Project Antalya is an extended version of ClickHouse that offers all existing capabilities plus additional features that allow Antalya clusters to use Iceberg as shared storage. The following diagram shows the main parts of an Antalya installation.
Antalya builds are based on upstream ClickHouse and follow ClickHouse versioning. They are drop-in replacements for the matching ClickHouse version. They are built using the same CI/CD pipelines as Altinity Stable Builds.
Antalya includes extended support for fast operation on Iceberg data lakes using Parquet data files on S3 compatible storage. Antalya extensions include the following:
- Integration with Iceberg REST catalog (compatible with upstream)
- Parquet bloom filter support (compatible with upstream)
- Iceberg partition pruning (compatible with upstream)
- Parquet file metadata cache
- Boolean and int type support on native Parquet reader (compatible with upstream)
Generally speaking Antalya Iceberg support matches upstream ClickHouse. Antalya supports reading Iceberg V2. It cannot write to Iceberg tables. For that you must currently use other tools, such as Spark or pyiceberg.
There are a number of bugs and missing features in Iceberg support. If you find something unexpected, please log an issue on the Altinity ClickHouse repo. Use one of the Project Antalya issue templates so that the report is automatically tagged to Project Antalya.
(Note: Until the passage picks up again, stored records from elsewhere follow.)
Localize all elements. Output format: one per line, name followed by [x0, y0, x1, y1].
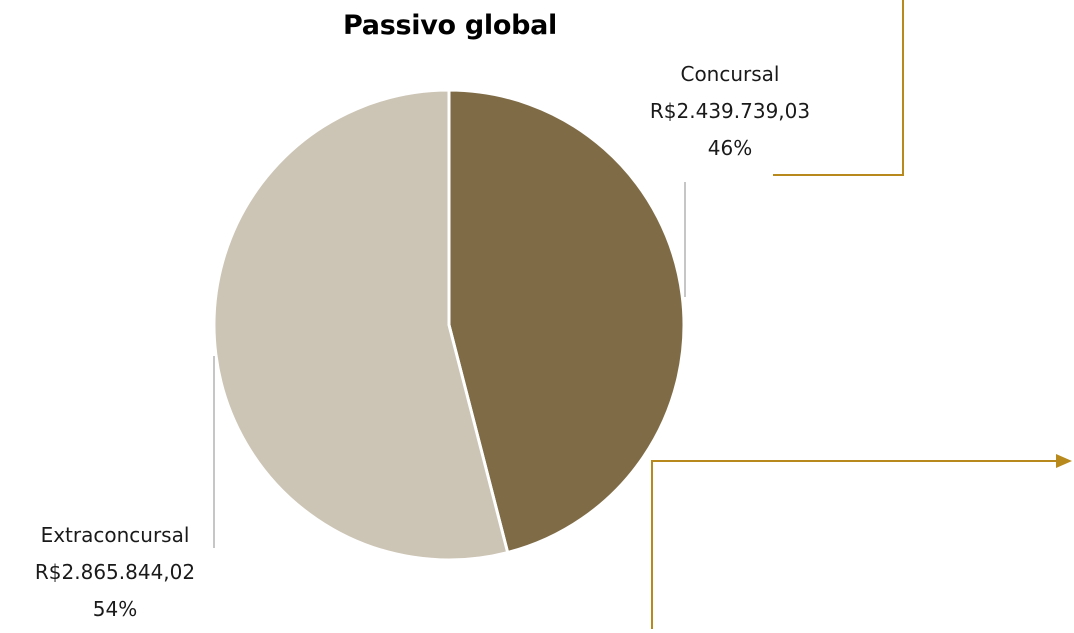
slice-value-concursal: R$2.439.739,03 [649, 99, 811, 123]
slice-label-concursal: Concursal [680, 62, 780, 86]
data-label-extraconcursal: Extraconcursal R$2.865.844,02 54% [0, 517, 230, 628]
slice-value-extraconcursal: R$2.865.844,02 [34, 560, 196, 584]
pie-slice-concursal [447, 88, 686, 555]
leader-lines [213, 182, 686, 548]
slice-percent-extraconcursal: 54% [92, 597, 138, 621]
pie-slice-extraconcursal [212, 88, 510, 562]
decorative-lines [651, 0, 1072, 629]
arrow-head-icon [1056, 454, 1072, 468]
data-label-concursal: Concursal R$2.439.739,03 46% [620, 56, 840, 167]
slice-percent-concursal: 46% [707, 136, 753, 160]
slice-label-extraconcursal: Extraconcursal [40, 523, 190, 547]
chart-title: Passivo global [343, 10, 557, 41]
pie-slices [212, 88, 686, 562]
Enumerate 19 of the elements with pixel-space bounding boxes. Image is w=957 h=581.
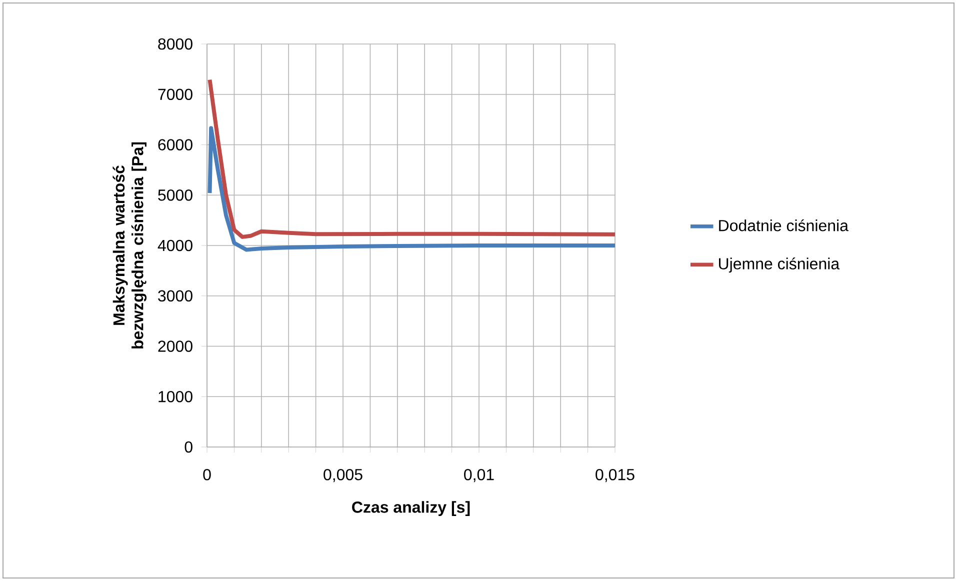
x-axis-title: Czas analizy [s] — [352, 501, 470, 516]
y-tick-label: 4000 — [158, 240, 192, 252]
legend-label: Ujemne ciśnienia — [719, 258, 840, 273]
y-tick-label: 8000 — [158, 38, 192, 50]
y-axis-title: Maksymalna wartość bezwzględna ciśnienia [Pa] — [112, 142, 147, 348]
y-tick-label: 7000 — [158, 88, 192, 100]
legend-label: Dodatnie ciśnienia — [719, 219, 848, 232]
y-tick-label: 3000 — [158, 290, 192, 302]
y-tick-label: 6000 — [158, 139, 192, 150]
y-tick-label: 0 — [184, 441, 192, 453]
x-tick-label: 0,015 — [596, 468, 634, 482]
x-tick-label: 0 — [203, 468, 211, 480]
y-tick-label: 1000 — [158, 390, 192, 402]
y-tick-label: 5000 — [158, 189, 192, 201]
y-tick-label: 2000 — [158, 340, 192, 352]
x-tick-label: 0,01 — [464, 468, 494, 482]
line-series — [208, 78, 615, 239]
line-series — [208, 126, 615, 252]
x-tick-label: 0,005 — [324, 468, 362, 482]
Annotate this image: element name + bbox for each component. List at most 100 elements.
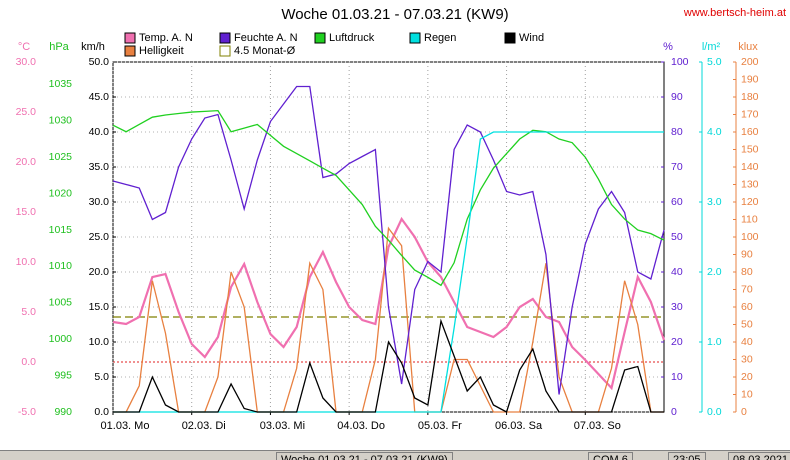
y-tick-label: 2.0 xyxy=(707,266,722,278)
x-tick-label: 03.03. Mi xyxy=(260,420,305,432)
y-tick-label: 5.0 xyxy=(21,306,36,318)
legend-label: Regen xyxy=(424,32,456,44)
y-tick-label: 3.0 xyxy=(707,196,722,208)
legend-label: 4.5 Monat-Ø xyxy=(234,45,296,57)
y-tick-label: 0.0 xyxy=(707,406,722,418)
status-field: COM 6 xyxy=(588,452,633,460)
y-tick-label: 40 xyxy=(741,336,753,348)
axis-title: °C xyxy=(18,41,30,53)
y-tick-label: 1015 xyxy=(49,224,73,236)
y-tick-label: 25.0 xyxy=(89,231,110,243)
y-tick-label: 0.0 xyxy=(21,356,36,368)
y-tick-label: 1025 xyxy=(49,151,73,163)
legend-swatch xyxy=(409,32,421,44)
legend-swatch xyxy=(219,32,231,44)
y-tick-label: 1035 xyxy=(49,78,73,90)
y-tick-label: 20.0 xyxy=(16,156,37,168)
y-tick-label: 10 xyxy=(671,371,683,383)
legend-label: Temp. A. N xyxy=(139,32,193,44)
y-tick-label: 0 xyxy=(671,406,677,418)
y-tick-label: 20.0 xyxy=(89,266,110,278)
y-tick-label: 1005 xyxy=(49,297,73,309)
legend-swatch xyxy=(219,45,231,57)
y-tick-label: 120 xyxy=(741,196,759,208)
y-tick-label: 70 xyxy=(741,283,753,295)
legend-swatch xyxy=(124,45,136,57)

The Iceberg database engine encapsulates the tables in a single Iceberg REST catalog. REST catalogs enumerate the metadata for Iceberg tables, and the database engine makes them look like ClickHouse tables. This is the most natural way to interate with Iceberg tables.
Antalya offers Iceberg table engine and functions just like upstream ClickHouse. They encapsulate a single table using the object storage path to locate the table metadata and data. Currently only one table can use the path.
Antalya can also read Parquet data directly from S3 as well as Hive format. The capabilities are largely identical to upstream ClickHouse.
Antalya introduces the notion of swarm clusters, which are clusters of stateless ClickHouse servers that can be used for parallel query as well as (in future) writes to Iceberg. Swarm clusters can scale up and down quickly.
To use a swarm cluster you must first provision at least one Antalya
server to act as a query initiator. This server must have access to the
table schema, for example by connecting to an Iceberg database using the
CREATE DATABASE ... Engine=Iceberg command.
You can dispatch a query on S3 files or Iceberg tables to a swarm
cluster by adding the object_storage_cluster = <swarm cluster name>
setting to the query. You can also set this value in a profile or as as
session setting.
The Antalya initiator will parse the query, then dispatch subqueries to nodes of the swarm for query on individual Parquet files. The results are streamed back to the initiator, which merges them and returns final results to the client application.
Antalya uses Keeper servers to implement swarm cluster auto-discovery.
-
Each swarm cluster can register itself in one or more clusters. Each cluster is registered on a unique path in Keeper.
-
Initiators read cluster definitions from Keeper. They are updated as the cluster grows or shrinks.
Antalya also supports the notion of an auxiliary Keeper server for cluster discovery. This means that Antalya clusters can use one Keeper ensemble to control replication, and another Keeper server for auto-discovery.
Swarm clusters do not use replication. They only need Keeper for auto-discovery.
Antalya will provide tiered storage between MergeTree and Iceberg tables. Tiered storage includes the following features.
- ALTER TABLE MOVE command to move parts from MergeTree to external Iceberg tables.
- TTL MOVE to external Iceberg table. Works as current tiered storage but will also permit different partitioning and sort orders in Iceberg.
- Transparent reads across tiered MergeTree / Iceberg tables.
Antalya servers can run anywhere ClickHouse does now. Cloud native operation on Kubernetes provides a portable and easy-to-configure path for scaling swarm servers. You can also run Antalya clusters on bare metal servers and VMs, just as ClickHouse does today.
Antalya has an active roadmap. Here are some of the planned features.
- Extension of Altinity Backup for ClickHouse to support Antalya servers with Iceberg external tables.
- Automatic archiving of level 0 parts to Iceberg so that all data is visible from the time of ingest.
- Materialized views on Iceberg tables.
- Fast ingest using Swarm server. This will amortize the effort of generating Parquet files using cheap compute servers.
There are many more possibilities. We're looking for contributors. Join the fun!